And You Will Know Us by the Trail of Dead is never going to be a band that deals in small songs. Its two best albums, Madonna and Source Codes and Tags, took the energy of a hardcore band and filtered it through the grandiosity of '70s prog-rock, resulting in driving, visceral, howling guitar rock in which every song sounded like a life or death affair.
Lost Songs, the band's most recent and best album in years, recaptures some of that early energy by going small scale, at least in terms of Trail of Dead. No song goes longer than five minutes. Gone are the world music experimentation and overly-wrought attempts at being Rush.
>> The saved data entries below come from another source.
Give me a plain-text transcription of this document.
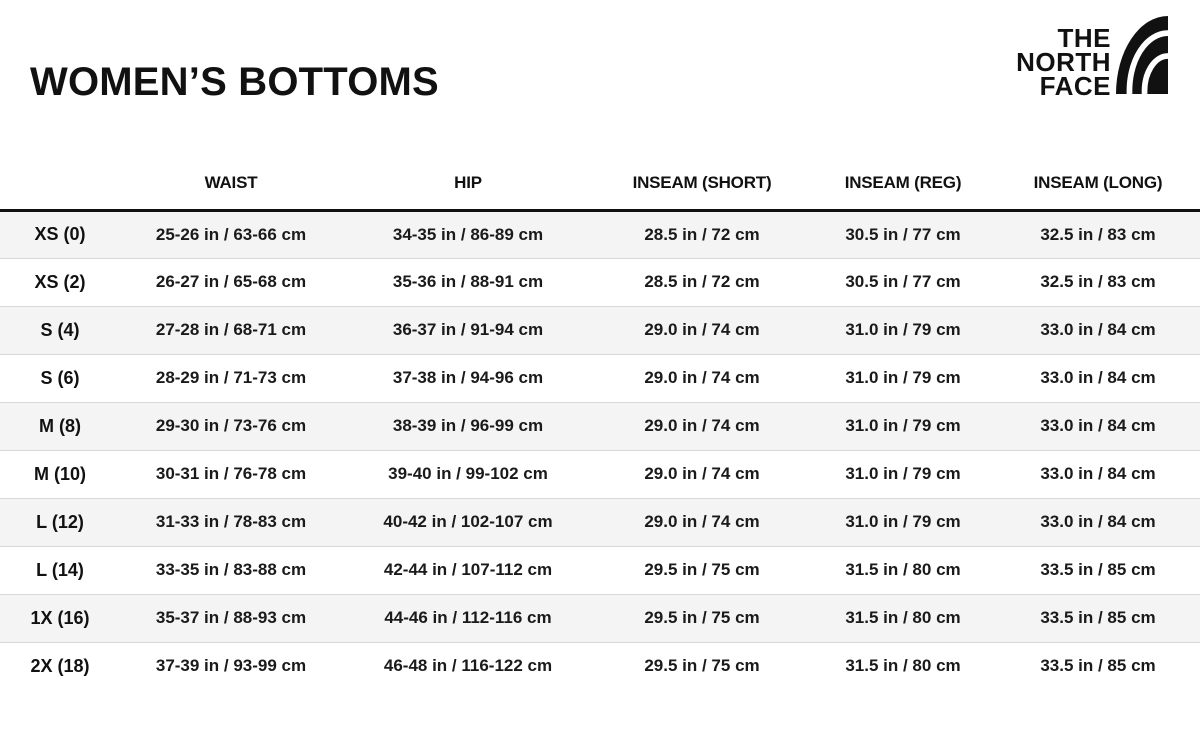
WOMEN’S BOTTOMS
THE
NORTH
FACE
	WAIST	HIP	INSEAM (SHORT)	INSEAM (REG)	INSEAM (LONG)
XS (0)	25-26 in / 63-66 cm	34-35 in / 86-89 cm	28.5 in / 72 cm	30.5 in / 77 cm	32.5 in / 83 cm
XS (2)	26-27 in / 65-68 cm	35-36 in / 88-91 cm	28.5 in / 72 cm	30.5 in / 77 cm	32.5 in / 83 cm
S (4)	27-28 in / 68-71 cm	36-37 in / 91-94 cm	29.0 in / 74 cm	31.0 in / 79 cm	33.0 in / 84 cm
S (6)	28-29 in / 71-73 cm	37-38 in / 94-96 cm	29.0 in / 74 cm	31.0 in / 79 cm	33.0 in / 84 cm
M (8)	29-30 in / 73-76 cm	38-39 in / 96-99 cm	29.0 in / 74 cm	31.0 in / 79 cm	33.0 in / 84 cm
M (10)	30-31 in / 76-78 cm	39-40 in / 99-102 cm	29.0 in / 74 cm	31.0 in / 79 cm	33.0 in / 84 cm
L (12)	31-33 in / 78-83 cm	40-42 in / 102-107 cm	29.0 in / 74 cm	31.0 in / 79 cm	33.0 in / 84 cm
L (14)	33-35 in / 83-88 cm	42-44 in / 107-112 cm	29.5 in / 75 cm	31.5 in / 80 cm	33.5 in / 85 cm
1X (16)	35-37 in / 88-93 cm	44-46 in / 112-116 cm	29.5 in / 75 cm	31.5 in / 80 cm	33.5 in / 85 cm
2X (18)	37-39 in / 93-99 cm	46-48 in / 116-122 cm	29.5 in / 75 cm	31.5 in / 80 cm	33.5 in / 85 cm
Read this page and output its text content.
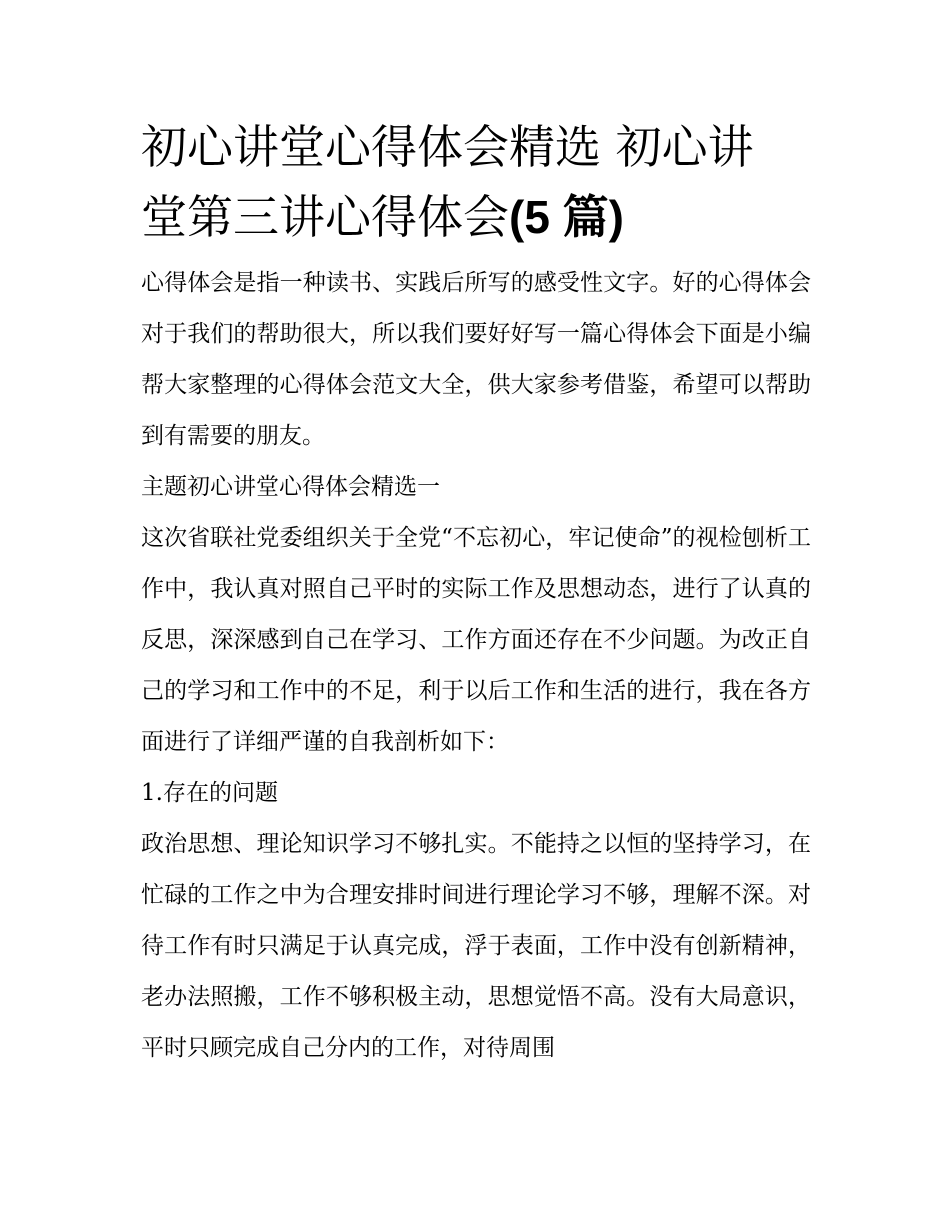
初心讲堂心得体会精选 初心讲
堂第三讲心得体会(5 篇)

心得体会是指一种读书、实践后所写的感受性文字。好的心得体会对于我们的帮助很大，所以我们要好好写一篇心得体会下面是小编帮大家整理的心得体会范文大全，供大家参考借鉴，希望可以帮助到有需要的朋友。

主题初心讲堂心得体会精选一

这次省联社党委组织关于全党“不忘初心，牢记使命”的视检刨析工作中，我认真对照自己平时的实际工作及思想动态，进行了认真的反思，深深感到自己在学习、工作方面还存在不少问题。为改正自己的学习和工作中的不足，利于以后工作和生活的进行，我在各方面进行了详细严谨的自我剖析如下：

1.存在的问题

政治思想、理论知识学习不够扎实。不能持之以恒的坚持学习，在忙碌的工作之中为合理安排时间进行理论学习不够，理解不深。对待工作有时只满足于认真完成，浮于表面，工作中没有创新精神，老办法照搬，工作不够积极主动，思想觉悟不高。没有大局意识，平时只顾完成自己分内的工作，对待周围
What's left is an album that is heavy on propelling drums and atmospheric guitar tones that manage to establish an urgent mood and suggest a grand scope.
The album's best songs, "Catatonic," "Lost Songs" and "A Place to Rest," succeed in creating a mini-world where everything is coming down all at once. "A Place to Rest," with its double-time guitar line and thunderous vocals, sounds like the kind of music a rock band would play while a Lovecraftian horror destroys a city. The muscular "Cataontic" is as close to pure hardcore as the band has come in a decade, while "Lost Songs" is a propulsive little track that transitions nicely into the album's strongest songs in the middle third of the record.
Overall, the record seems to have a clarity of purpose that has long been missing from the band's work. It is, in fact, the album's three longest songs that are the least memorable. "Open Doors," "Pinhole Cameras" and "Up to Infinity" attempt to re-establish the "attack-retreat-attack" pattern that served the band so well on Source Codes without ever truly delivering. Tracks like "Heart of Wires" and "Opera Obsura" thread this particular needle much more successfully.
The prevailing feeling of Lost Songs is a restatement of purpose. By trimming all of their pro tendencies beyond a desire for grandiosity, Trail of the Dead have made their best album in years, a collection of songs that call back to better days without aping them outright.